CTV Vancouver exposed how some consumers are waiting up to six months for online shipments from China to be delivered to their home but in response Canada Post makes no apologies.
The small packages can’t be sorted on automated machinery, they often have errors in the addresses, and they need to be hand sorted. 
Often these items are ordered off of Chinese websites that offer free shipping and those preferred shipping rates that China Post gets don’t cover the actual cost of delivering them.
China is considered a transitional country and is a member of the Universal Postal Union which sets rates every four years. Canada is one of 192 countries and only gets 1 vote on what those rates should be.
So unless you’re willing to pay more to ship online goods from China, Canada Post says you’ll just have to wait.

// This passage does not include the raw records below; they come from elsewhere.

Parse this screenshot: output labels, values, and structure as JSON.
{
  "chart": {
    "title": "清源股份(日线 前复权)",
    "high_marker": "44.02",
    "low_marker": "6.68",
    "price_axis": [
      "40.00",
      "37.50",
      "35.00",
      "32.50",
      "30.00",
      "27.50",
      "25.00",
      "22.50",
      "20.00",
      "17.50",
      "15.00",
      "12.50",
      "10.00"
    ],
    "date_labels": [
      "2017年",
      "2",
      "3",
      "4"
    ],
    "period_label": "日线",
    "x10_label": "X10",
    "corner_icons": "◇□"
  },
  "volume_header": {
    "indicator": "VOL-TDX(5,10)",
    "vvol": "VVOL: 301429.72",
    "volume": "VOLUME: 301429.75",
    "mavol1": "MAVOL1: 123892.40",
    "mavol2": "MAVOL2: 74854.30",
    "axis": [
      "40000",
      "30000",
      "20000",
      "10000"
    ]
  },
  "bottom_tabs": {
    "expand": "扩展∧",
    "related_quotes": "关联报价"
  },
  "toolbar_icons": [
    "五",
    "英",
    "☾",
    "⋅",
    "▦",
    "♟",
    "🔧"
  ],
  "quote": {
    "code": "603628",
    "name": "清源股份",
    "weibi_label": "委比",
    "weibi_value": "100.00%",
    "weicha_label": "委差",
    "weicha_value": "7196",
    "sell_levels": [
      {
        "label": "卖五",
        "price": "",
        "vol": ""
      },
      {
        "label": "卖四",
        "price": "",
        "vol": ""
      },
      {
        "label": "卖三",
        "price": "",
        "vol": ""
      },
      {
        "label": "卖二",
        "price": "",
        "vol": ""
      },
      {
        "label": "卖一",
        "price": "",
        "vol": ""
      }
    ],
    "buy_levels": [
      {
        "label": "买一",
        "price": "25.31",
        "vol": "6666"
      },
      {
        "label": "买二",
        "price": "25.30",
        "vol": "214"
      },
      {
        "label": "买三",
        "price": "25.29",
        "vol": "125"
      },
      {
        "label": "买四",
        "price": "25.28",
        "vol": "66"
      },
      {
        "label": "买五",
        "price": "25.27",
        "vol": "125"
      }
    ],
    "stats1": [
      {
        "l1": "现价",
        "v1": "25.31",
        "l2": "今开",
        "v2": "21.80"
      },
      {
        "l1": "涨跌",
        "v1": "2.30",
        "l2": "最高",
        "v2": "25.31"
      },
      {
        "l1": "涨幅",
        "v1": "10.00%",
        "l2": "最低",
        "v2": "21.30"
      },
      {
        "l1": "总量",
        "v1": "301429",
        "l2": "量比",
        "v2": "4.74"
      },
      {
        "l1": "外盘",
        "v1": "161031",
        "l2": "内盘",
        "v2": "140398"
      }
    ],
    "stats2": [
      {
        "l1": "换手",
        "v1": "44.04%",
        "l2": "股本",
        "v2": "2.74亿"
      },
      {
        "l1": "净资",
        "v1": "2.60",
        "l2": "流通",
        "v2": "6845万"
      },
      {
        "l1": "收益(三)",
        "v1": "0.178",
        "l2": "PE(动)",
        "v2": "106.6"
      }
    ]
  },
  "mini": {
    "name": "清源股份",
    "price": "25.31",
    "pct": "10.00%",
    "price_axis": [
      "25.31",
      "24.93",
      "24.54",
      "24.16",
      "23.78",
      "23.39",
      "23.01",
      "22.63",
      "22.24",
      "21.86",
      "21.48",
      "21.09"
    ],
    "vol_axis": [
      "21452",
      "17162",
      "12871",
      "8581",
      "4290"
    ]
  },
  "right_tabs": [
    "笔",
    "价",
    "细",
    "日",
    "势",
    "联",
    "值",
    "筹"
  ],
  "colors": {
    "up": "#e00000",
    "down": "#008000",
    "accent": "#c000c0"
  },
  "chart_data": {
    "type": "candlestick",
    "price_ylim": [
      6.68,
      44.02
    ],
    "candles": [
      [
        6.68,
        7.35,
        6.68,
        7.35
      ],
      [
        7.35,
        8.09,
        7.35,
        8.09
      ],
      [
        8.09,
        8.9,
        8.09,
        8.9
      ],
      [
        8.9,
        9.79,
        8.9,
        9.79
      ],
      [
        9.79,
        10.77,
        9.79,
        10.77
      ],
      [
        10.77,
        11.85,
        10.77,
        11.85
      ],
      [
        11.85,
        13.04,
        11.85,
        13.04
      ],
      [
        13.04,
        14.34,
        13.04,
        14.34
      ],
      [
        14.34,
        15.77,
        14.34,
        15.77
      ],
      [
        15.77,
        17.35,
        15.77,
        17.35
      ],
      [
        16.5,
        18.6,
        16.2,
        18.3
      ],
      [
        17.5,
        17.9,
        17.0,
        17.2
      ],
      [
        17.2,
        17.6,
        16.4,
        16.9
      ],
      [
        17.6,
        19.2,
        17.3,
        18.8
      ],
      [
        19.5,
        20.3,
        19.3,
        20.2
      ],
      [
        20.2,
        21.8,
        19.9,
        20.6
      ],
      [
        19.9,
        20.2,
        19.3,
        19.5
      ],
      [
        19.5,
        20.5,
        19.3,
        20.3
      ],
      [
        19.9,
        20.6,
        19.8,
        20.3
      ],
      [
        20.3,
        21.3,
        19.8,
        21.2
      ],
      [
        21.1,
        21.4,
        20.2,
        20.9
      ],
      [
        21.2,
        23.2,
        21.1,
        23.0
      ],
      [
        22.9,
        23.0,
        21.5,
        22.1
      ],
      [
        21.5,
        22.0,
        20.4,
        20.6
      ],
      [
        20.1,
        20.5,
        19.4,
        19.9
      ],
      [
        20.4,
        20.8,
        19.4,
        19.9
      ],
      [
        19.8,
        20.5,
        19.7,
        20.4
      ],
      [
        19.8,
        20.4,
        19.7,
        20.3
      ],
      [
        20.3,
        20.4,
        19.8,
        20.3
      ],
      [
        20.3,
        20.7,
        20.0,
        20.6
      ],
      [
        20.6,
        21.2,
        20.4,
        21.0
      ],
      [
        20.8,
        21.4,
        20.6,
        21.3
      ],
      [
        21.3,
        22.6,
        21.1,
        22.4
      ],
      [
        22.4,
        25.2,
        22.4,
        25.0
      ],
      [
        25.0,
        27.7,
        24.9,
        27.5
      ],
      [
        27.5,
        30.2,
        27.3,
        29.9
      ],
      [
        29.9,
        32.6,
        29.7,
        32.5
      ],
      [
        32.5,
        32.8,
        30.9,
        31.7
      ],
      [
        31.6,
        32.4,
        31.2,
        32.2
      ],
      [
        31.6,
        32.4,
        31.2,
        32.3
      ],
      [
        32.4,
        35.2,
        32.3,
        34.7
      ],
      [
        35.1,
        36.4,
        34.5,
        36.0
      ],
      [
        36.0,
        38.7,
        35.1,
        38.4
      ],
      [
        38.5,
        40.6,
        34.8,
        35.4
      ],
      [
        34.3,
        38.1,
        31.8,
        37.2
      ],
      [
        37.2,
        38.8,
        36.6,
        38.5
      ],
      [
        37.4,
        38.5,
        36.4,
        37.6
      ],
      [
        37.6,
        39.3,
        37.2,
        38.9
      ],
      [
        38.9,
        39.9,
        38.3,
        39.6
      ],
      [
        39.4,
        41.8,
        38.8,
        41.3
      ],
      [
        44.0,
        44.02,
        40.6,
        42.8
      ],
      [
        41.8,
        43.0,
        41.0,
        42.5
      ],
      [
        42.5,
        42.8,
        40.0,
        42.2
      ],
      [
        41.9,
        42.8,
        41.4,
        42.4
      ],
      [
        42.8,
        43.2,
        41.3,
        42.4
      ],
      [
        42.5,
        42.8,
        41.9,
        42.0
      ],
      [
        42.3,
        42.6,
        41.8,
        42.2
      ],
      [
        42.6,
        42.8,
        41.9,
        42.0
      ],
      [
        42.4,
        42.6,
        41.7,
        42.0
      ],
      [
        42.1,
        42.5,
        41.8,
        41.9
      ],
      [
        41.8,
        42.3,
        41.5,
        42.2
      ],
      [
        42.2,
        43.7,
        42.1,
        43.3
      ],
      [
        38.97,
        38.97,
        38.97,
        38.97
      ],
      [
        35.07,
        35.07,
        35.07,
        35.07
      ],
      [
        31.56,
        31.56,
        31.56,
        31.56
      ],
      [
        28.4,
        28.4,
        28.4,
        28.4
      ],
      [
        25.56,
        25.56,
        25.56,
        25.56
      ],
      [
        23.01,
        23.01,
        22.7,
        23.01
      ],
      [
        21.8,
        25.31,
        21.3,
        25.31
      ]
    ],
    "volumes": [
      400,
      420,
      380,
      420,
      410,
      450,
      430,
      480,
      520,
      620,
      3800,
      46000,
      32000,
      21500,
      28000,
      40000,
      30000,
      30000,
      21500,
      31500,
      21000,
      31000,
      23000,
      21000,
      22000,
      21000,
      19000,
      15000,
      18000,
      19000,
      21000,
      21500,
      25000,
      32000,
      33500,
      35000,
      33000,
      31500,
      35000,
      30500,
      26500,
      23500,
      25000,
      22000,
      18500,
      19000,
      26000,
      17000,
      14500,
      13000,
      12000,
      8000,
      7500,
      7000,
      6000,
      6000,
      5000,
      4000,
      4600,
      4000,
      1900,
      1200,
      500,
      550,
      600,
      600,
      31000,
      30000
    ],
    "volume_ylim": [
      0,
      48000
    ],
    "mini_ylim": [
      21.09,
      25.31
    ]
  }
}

“We’re not going to move existing resources on products and parcels that people have paid a premium for, we’re not going to move resources off that in order to move our way through something that somebody ordered for 3 bucks from China,” Hamilton explained.
Canada Border Services Agency is part of the problem too because it needs to screen all that merchandise to make sure it’s safe and it can’t keep up with the volume.
Ryan posted about our first story exposing the problem writing – “I ordered a few items off of Amazon, which were supposed to be from Canada, turns out they were being sent from China. Still have not received them and it has been over 6 months.”
Hamilton says shippers need to abandon the cheap small packets and replace them with boxes or packages that can be automatically sorted.  He also says that Canada Post is working to speed things up but in the meantime the cheap packets get low priority. 
Photos sent to CTV News showed crates of Chinese packets, cleared, sorted and sent to Canada Post’s Delivery Depot on River Road in Richmond sitting untouched after more than a month.  We’re told letter carriers “will get to it, when we get to it” because other packages with expected delivery times take priority.